Basically, this oxide film forms naturally when the workpieces get exposed to the oxygen in the air after manufacturing, polishing, or acid cleansing process. Under ideal conditions, the surface of the workpiece will be totally covered with the oxide film. But it will also be covered with iron particles from cutting tools or the rust on them, or the ferrous particles during manufacturing. Although these manufactured stainless steel items are seemingly smooth and clean on the surface, under certain conditions these invisible and scattered particles could possibly lead to the corrosion and do damage to the quality of the protective oxide film on the surface that previously formed. Sometimes rusty spots could even be identified.

 

Besides, as to smoothly remove the iron chippings from the cutting tools, AISI 303, so-called free cutting stainless steel, sulfides are added.

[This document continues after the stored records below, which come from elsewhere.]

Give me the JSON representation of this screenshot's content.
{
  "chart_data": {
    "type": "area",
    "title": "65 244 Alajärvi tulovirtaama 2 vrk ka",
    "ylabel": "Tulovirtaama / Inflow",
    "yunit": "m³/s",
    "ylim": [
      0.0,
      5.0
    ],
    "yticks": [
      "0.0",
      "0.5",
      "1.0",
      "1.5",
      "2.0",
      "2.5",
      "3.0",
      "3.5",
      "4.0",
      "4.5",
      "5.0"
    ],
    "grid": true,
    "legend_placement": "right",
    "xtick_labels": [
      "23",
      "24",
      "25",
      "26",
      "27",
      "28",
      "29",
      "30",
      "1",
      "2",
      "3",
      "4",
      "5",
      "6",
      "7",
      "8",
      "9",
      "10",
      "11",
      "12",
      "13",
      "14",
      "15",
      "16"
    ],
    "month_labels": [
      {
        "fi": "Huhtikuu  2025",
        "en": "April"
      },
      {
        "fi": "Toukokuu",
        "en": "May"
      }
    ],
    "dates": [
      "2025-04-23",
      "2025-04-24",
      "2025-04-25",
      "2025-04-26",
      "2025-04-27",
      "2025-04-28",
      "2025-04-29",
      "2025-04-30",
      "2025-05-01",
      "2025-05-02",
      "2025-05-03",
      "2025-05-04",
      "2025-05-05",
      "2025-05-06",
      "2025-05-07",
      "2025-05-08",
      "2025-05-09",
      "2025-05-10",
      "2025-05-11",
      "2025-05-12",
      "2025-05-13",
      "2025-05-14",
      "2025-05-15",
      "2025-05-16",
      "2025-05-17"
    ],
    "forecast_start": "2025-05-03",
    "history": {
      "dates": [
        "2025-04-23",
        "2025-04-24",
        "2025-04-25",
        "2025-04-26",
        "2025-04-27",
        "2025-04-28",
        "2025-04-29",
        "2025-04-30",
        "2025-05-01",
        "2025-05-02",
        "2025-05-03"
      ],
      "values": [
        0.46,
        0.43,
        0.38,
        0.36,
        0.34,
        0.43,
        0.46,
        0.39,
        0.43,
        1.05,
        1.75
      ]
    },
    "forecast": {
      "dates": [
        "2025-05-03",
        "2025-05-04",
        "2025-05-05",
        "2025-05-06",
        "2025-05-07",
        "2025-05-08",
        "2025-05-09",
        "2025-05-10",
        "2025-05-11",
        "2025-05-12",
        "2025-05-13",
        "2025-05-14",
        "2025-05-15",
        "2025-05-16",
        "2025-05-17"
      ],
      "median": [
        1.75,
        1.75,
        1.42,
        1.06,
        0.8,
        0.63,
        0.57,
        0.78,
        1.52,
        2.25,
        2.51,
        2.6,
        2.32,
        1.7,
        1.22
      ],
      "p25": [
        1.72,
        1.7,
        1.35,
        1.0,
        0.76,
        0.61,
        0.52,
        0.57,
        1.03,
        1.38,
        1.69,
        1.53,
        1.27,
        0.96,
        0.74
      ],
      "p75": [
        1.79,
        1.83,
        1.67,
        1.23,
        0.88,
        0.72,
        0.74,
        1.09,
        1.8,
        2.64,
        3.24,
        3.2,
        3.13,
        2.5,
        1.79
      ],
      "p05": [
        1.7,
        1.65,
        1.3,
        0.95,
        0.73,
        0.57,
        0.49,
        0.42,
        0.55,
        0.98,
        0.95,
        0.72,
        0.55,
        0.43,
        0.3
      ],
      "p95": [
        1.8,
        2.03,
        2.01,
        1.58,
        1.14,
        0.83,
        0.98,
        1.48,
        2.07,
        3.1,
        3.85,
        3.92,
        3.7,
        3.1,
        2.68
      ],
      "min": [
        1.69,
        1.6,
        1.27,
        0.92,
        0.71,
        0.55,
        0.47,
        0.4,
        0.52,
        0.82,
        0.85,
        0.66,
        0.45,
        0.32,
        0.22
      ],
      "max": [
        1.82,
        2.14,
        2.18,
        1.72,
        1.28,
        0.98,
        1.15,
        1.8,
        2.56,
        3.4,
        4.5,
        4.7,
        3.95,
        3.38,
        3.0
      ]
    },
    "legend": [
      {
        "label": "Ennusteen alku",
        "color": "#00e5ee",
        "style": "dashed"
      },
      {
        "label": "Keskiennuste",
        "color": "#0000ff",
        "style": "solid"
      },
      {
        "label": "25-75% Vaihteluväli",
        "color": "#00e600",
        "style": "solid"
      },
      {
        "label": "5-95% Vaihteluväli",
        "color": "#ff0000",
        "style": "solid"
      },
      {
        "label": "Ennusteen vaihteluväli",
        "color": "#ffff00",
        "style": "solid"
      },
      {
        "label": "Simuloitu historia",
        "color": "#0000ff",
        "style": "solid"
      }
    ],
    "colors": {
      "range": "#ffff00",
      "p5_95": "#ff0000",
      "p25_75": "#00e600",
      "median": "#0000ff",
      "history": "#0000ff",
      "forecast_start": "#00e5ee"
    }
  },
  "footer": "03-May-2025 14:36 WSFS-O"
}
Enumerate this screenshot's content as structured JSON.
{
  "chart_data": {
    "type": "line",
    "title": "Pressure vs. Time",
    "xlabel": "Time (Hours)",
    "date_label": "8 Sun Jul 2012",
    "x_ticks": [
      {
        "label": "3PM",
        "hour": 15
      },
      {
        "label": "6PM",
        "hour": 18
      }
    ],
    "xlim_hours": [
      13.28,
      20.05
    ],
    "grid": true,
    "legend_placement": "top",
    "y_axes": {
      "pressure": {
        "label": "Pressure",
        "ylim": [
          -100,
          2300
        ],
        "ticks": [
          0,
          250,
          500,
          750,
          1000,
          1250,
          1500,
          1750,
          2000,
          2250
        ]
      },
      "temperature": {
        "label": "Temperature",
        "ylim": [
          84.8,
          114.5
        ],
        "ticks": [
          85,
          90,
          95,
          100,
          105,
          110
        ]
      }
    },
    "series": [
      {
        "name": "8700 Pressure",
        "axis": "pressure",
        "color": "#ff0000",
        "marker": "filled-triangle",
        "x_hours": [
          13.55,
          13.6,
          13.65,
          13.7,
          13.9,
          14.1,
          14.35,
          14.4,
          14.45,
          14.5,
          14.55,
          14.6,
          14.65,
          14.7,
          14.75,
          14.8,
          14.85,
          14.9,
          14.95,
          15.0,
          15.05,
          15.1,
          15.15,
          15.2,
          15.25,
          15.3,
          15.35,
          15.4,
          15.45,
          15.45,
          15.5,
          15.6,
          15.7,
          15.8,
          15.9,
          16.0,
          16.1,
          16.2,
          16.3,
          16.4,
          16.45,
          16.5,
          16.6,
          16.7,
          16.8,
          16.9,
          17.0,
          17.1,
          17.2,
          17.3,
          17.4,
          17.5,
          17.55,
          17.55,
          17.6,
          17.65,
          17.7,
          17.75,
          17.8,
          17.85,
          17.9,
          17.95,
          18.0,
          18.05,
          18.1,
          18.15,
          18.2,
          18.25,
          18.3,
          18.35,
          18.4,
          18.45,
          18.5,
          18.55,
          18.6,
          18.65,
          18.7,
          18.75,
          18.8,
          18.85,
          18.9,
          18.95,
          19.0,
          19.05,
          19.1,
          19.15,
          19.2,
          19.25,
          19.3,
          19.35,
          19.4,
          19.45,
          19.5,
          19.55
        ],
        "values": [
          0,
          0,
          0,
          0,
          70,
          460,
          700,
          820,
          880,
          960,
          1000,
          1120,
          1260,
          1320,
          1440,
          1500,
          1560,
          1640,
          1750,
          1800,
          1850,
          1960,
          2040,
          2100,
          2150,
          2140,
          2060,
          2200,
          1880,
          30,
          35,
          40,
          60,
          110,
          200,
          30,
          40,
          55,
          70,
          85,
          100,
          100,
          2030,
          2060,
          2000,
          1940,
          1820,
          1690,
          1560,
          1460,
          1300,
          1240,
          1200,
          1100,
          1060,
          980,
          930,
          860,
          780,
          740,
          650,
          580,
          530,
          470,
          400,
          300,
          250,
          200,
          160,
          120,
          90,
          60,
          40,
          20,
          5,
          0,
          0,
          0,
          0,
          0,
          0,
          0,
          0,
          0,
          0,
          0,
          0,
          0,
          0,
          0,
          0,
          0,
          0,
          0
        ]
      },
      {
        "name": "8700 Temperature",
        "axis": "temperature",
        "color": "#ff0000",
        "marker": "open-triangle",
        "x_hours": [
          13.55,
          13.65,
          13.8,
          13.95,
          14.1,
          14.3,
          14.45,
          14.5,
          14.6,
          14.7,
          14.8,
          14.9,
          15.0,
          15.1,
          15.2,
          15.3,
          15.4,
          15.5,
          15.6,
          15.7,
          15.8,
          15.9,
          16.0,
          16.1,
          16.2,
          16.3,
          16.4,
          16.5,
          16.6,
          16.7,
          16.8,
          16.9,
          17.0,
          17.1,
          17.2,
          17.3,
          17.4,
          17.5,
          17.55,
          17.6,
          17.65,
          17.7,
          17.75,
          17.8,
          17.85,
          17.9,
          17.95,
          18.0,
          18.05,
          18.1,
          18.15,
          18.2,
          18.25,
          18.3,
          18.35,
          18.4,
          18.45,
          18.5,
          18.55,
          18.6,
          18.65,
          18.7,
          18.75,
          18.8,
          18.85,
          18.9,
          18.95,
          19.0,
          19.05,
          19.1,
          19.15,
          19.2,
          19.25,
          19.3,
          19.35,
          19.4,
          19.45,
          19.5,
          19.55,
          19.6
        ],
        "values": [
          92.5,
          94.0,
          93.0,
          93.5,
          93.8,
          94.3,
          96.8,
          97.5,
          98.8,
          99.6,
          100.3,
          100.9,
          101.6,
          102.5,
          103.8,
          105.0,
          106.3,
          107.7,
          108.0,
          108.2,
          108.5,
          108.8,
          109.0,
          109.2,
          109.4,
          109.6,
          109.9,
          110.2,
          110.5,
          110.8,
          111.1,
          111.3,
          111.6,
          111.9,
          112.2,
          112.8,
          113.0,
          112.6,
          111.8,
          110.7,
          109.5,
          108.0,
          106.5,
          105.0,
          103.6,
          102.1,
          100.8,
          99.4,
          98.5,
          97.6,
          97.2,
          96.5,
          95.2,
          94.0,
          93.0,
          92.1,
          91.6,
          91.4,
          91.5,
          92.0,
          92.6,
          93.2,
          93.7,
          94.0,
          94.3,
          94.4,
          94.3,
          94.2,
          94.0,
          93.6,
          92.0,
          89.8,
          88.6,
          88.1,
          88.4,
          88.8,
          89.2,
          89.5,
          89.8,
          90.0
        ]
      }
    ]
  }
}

However, the sulfides on the surface also could result in rust and rusty spots after the exposure to certain environment.

 

 

When do we need passivation treatment?

 

Overall, there are several inevitable factors during manufacturing that could sometime cause rust and rusty spots on the surface. If the application requirement of the workpiece is rather strict, such as environment with high salinity, strong acid/base, corrosive chemicals, high temperature, or high humidity, passivation treatment is recommended. Or the material could be replaced with medical grade stainless steel AISI 316L. This grade of stainless steel is often used in some of the harshest environments such as medical industry, food, energy, construction and agricultural industries.